There were 229 households, out of which 24.9% had children under the age of 18 living with them, 58.5% were married couples living together, 7.9% had a female householder with no husband present, and 31.0% were non-families. 25.8% of all households were made up of individuals, and 16.6% had someone living alone who was 65 years of age or older. The average household size was 2.36 and the average family size was 2.82.

In the town, the population was spread out, with 22.0% under the age of 18, 4.4% from 18 to 24, 22.4% from 25 to 44, 19.8% from 45 to 64, and 31.4% who were 65 years of age or older. The median age was 46 years. For every 100 females, there were 94.6 males. For every 100 females age 18 and over, there were 91.0 males.

The median income for a household in the town was $23,269, and the median income for a family was $26,563. Males had a median income of $21,250 versus $12,279 for females.

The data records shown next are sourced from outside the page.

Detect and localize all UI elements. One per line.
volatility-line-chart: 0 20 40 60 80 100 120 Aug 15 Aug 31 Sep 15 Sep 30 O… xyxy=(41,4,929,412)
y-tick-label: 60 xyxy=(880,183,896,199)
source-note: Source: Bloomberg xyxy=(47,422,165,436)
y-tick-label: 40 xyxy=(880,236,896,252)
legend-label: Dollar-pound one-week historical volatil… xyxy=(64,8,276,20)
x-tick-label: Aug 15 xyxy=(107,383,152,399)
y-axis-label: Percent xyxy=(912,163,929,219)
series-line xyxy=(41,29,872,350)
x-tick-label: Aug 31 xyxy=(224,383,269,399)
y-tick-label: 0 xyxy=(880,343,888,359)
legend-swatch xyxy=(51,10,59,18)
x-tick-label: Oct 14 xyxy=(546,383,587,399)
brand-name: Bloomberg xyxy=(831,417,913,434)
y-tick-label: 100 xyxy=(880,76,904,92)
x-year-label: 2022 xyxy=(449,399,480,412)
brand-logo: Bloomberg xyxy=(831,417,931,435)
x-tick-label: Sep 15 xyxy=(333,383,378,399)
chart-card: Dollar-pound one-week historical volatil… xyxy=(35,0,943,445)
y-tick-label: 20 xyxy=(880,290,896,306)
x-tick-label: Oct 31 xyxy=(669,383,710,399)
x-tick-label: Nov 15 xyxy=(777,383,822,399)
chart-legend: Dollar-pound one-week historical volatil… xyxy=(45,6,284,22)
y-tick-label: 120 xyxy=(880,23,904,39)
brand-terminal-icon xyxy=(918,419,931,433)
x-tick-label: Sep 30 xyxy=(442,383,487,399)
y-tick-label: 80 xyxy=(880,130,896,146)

The per capita income for the town was $12,129. About 13.8% of families and 14.3% of the population were below the poverty line, including 16.3% of those under age 18 and 5.1% of those age 65 or over.

==Education==
Indian Lake is served by the Los Fresnos Consolidated Independent School District.

In addition, South Texas Independent School District operates magnet schools that serve Indian Lake and many surrounding communities.